“Shadowboxer” is a feature film trapped in the parameters of a short film. As a result, there is a great deal of action and emotion unattractively compressed and virtually screaming for a fuller chance to breathe.
The focus here is on Reena, a malcontent teenager living in a squalid apartment with a mother who is constantly humiliated by her obnoxious boyfriend. Reena has no respect for anyone or anything and she doesn’t feel guilty about picking fights with her would-be boyfriend or shoplifting from the supermarket where her mother is a cashier. Inevitably, Reena’s attitude gets the better of her and the worst of her mother’s boyfriend, resulting in a violent attack that puts Reena in a jail cell where she passes the time by slicing lines in her arm with a sliver of metal.
Filmmaker Vilka Tzouras clearly has an eye and ear for relating the horror and misery of an at-risk teenager’s dead-end world.
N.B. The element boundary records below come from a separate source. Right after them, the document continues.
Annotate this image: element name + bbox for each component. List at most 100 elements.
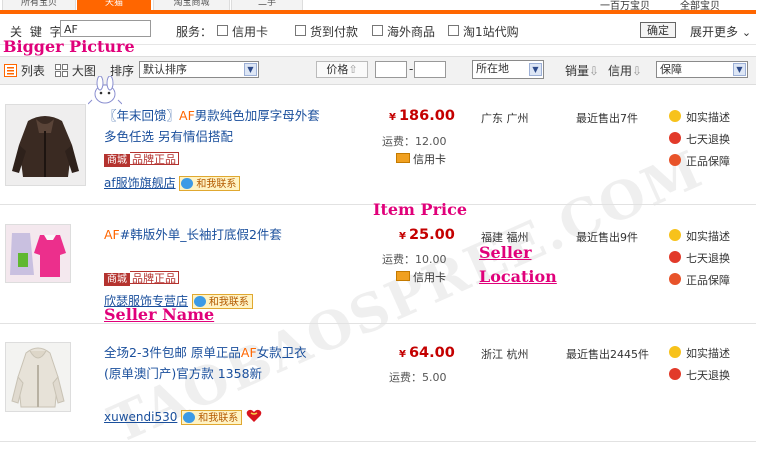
item-badges: 商城 品牌正品 bbox=[104, 271, 179, 286]
genuine-badge: 品牌正品 bbox=[130, 152, 179, 166]
shirt-image bbox=[6, 225, 70, 282]
annotation-item-price: Item Price bbox=[373, 200, 468, 219]
sort-down-icon: ⇩ bbox=[589, 64, 600, 78]
item-title[interactable]: AF#韩版外单_长袖打底假2件套 bbox=[104, 224, 282, 245]
item-title-line2[interactable]: 多色任选 另有情侣搭配 bbox=[104, 126, 233, 147]
price-sort-label: 价格 bbox=[326, 63, 349, 76]
recent-sales: 最近售出7件 bbox=[576, 112, 638, 125]
sort-down-icon: ⇩ bbox=[632, 64, 643, 78]
row-divider bbox=[0, 441, 756, 442]
item-price: ¥64.00 bbox=[399, 345, 455, 361]
cod-checkbox[interactable] bbox=[295, 25, 306, 36]
sales-sort-button[interactable]: 销量⇩ bbox=[565, 62, 599, 79]
genuine-icon bbox=[669, 273, 681, 285]
shipping-fee: 运费：12.00 bbox=[382, 135, 447, 148]
select-arrow-icon: ▼ bbox=[244, 63, 257, 76]
location-select-value: 所在地 bbox=[476, 62, 509, 75]
shipping-fee: 运费：5.00 bbox=[389, 371, 447, 384]
credit-card-icon bbox=[396, 153, 410, 163]
contact-button[interactable]: 和我联系 bbox=[181, 410, 243, 425]
item-badges: 商城 品牌正品 bbox=[104, 152, 179, 167]
sort-select[interactable]: 默认排序 ▼ bbox=[139, 61, 259, 78]
credit-card-icon bbox=[396, 271, 410, 281]
price-max-input[interactable] bbox=[414, 61, 446, 78]
service-label: 服务： bbox=[176, 25, 213, 39]
service-described: 如实描述 bbox=[669, 228, 730, 244]
item-price: ¥25.00 bbox=[399, 227, 455, 243]
credit-card-checkbox[interactable] bbox=[217, 25, 228, 36]
mall-badge: 商城 bbox=[104, 273, 130, 286]
annotation-bigger-picture: Bigger Picture bbox=[3, 37, 135, 56]
expand-more-label: 展开更多 bbox=[690, 25, 739, 39]
credit-card-checkbox-label: 信用卡 bbox=[232, 25, 269, 39]
cod-checkbox-label: 货到付款 bbox=[310, 25, 359, 39]
seven-day-icon bbox=[669, 251, 681, 263]
heart-icon bbox=[246, 409, 262, 422]
seller-row: af服饰旗舰店 和我联系 bbox=[104, 174, 241, 191]
service-return: 七天退换 bbox=[669, 367, 730, 383]
guarantee-select-value: 保障 bbox=[660, 63, 682, 76]
keyword-input[interactable]: AF bbox=[60, 20, 151, 37]
seven-day-icon bbox=[669, 132, 681, 144]
sort-up-icon: ⇧ bbox=[348, 63, 358, 76]
thumbs-up-icon bbox=[669, 346, 681, 358]
price-sort-button[interactable]: 价格⇧ bbox=[316, 61, 368, 78]
seller-location: 浙江 杭州 bbox=[481, 348, 529, 361]
item-title[interactable]: 〖年末回馈〗AF男款纯色加厚字母外套 bbox=[104, 105, 320, 126]
shipping-fee: 运费：10.00 bbox=[382, 253, 447, 266]
select-arrow-icon: ▼ bbox=[733, 63, 746, 76]
seller-link[interactable]: xuwendi530 bbox=[104, 410, 177, 424]
seller-location: 广东 广州 bbox=[481, 112, 529, 125]
seller-link[interactable]: af服饰旗舰店 bbox=[104, 176, 176, 190]
location-select[interactable]: 所在地 ▼ bbox=[472, 60, 544, 79]
recent-sales: 最近售出9件 bbox=[576, 231, 638, 244]
overseas-checkbox[interactable] bbox=[372, 25, 383, 36]
scrollbar[interactable] bbox=[756, 0, 764, 445]
seven-day-icon bbox=[669, 368, 681, 380]
annotation-seller-location-2: Location bbox=[479, 267, 557, 286]
credit-sort-button[interactable]: 信用⇩ bbox=[608, 62, 642, 79]
annotation-seller-name: Seller Name bbox=[104, 305, 215, 324]
sort-select-value: 默认排序 bbox=[143, 63, 187, 76]
item-title[interactable]: 全场2-3件包邮 原单正品AF女款卫衣 bbox=[104, 342, 307, 363]
chevron-down-icon: ⌄ bbox=[741, 26, 752, 39]
genuine-icon bbox=[669, 154, 681, 166]
credit-sort-label: 信用 bbox=[608, 64, 633, 78]
list-icon bbox=[4, 64, 17, 77]
item-thumbnail[interactable] bbox=[5, 104, 86, 186]
item-thumbnail[interactable] bbox=[5, 224, 71, 283]
service-return: 七天退换 bbox=[669, 250, 730, 266]
price-min-input[interactable] bbox=[375, 61, 407, 78]
credit-card-label: 信用卡 bbox=[413, 271, 446, 284]
expand-more-link[interactable]: 展开更多 ⌄ bbox=[690, 23, 751, 40]
proxy-checkbox[interactable] bbox=[448, 25, 459, 36]
chat-icon bbox=[183, 412, 196, 423]
guarantee-select[interactable]: 保障 ▼ bbox=[656, 61, 748, 78]
mascot-icon bbox=[88, 76, 122, 105]
currency-symbol: ¥ bbox=[399, 231, 406, 242]
jacket-image bbox=[6, 105, 85, 185]
item-title-line2[interactable]: (原单澳门产)官方款 1358新 bbox=[104, 363, 262, 384]
item-thumbnail[interactable] bbox=[5, 342, 71, 412]
list-view-button[interactable]: 列表 bbox=[4, 62, 45, 79]
service-genuine: 正品保障 bbox=[669, 153, 730, 169]
currency-symbol: ¥ bbox=[399, 349, 406, 360]
confirm-button[interactable]: 确定 bbox=[640, 22, 676, 38]
item-price: ¥186.00 bbox=[389, 108, 455, 124]
service-described: 如实描述 bbox=[669, 345, 730, 361]
annotation-seller-location-1: Seller bbox=[479, 243, 532, 262]
hoodie-image bbox=[6, 343, 70, 411]
range-separator: - bbox=[409, 62, 414, 76]
mall-badge: 商城 bbox=[104, 154, 130, 167]
grid-icon bbox=[55, 64, 68, 77]
overseas-checkbox-label: 海外商品 bbox=[387, 25, 436, 39]
recent-sales: 最近售出2445件 bbox=[566, 348, 649, 361]
service-return: 七天退换 bbox=[669, 131, 730, 147]
contact-button[interactable]: 和我联系 bbox=[179, 176, 241, 191]
thumbs-up-icon bbox=[669, 229, 681, 241]
service-described: 如实描述 bbox=[669, 109, 730, 125]
thumbs-up-icon bbox=[669, 110, 681, 122]
chat-icon bbox=[181, 178, 194, 189]
credit-card-label: 信用卡 bbox=[413, 153, 446, 166]
sales-sort-label: 销量 bbox=[565, 64, 590, 78]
The angry and frequently pathetic fights between Reena and her mother are blistering, and the performances by Melissa Martinez as Reena and Iris Little-Thomas as her mother are stunning in the intensity of their frustration with the world, each other and themselves.
But unfortunately, the film’s 28-minute running time is overclogged with too many conflicts which cannot possibly be addressed with any degree of completion. Reena’s weird relationship with her sort-of boyfriend seesaws between tease and tantrum without ever being resolved, and another friendship with a violent neighborhood girl who beats up rival teens on the street comes out of nowhere and abruptly halts. The film’s violent conclusion and Reena’s exile behind bars is telegraphed too far in advance to have any real impact, and the film’s final moments (Reena’s mother confronting her at the juvenile detention facility) beg for further exposition.
I am not certain if “Shadowboxer” is intended as a calling card for a longer film. If this is the case, then by all means it deserves to be expanded. There is a wealth of talent associated in this production, and with more time the story presented here could turn into something significant.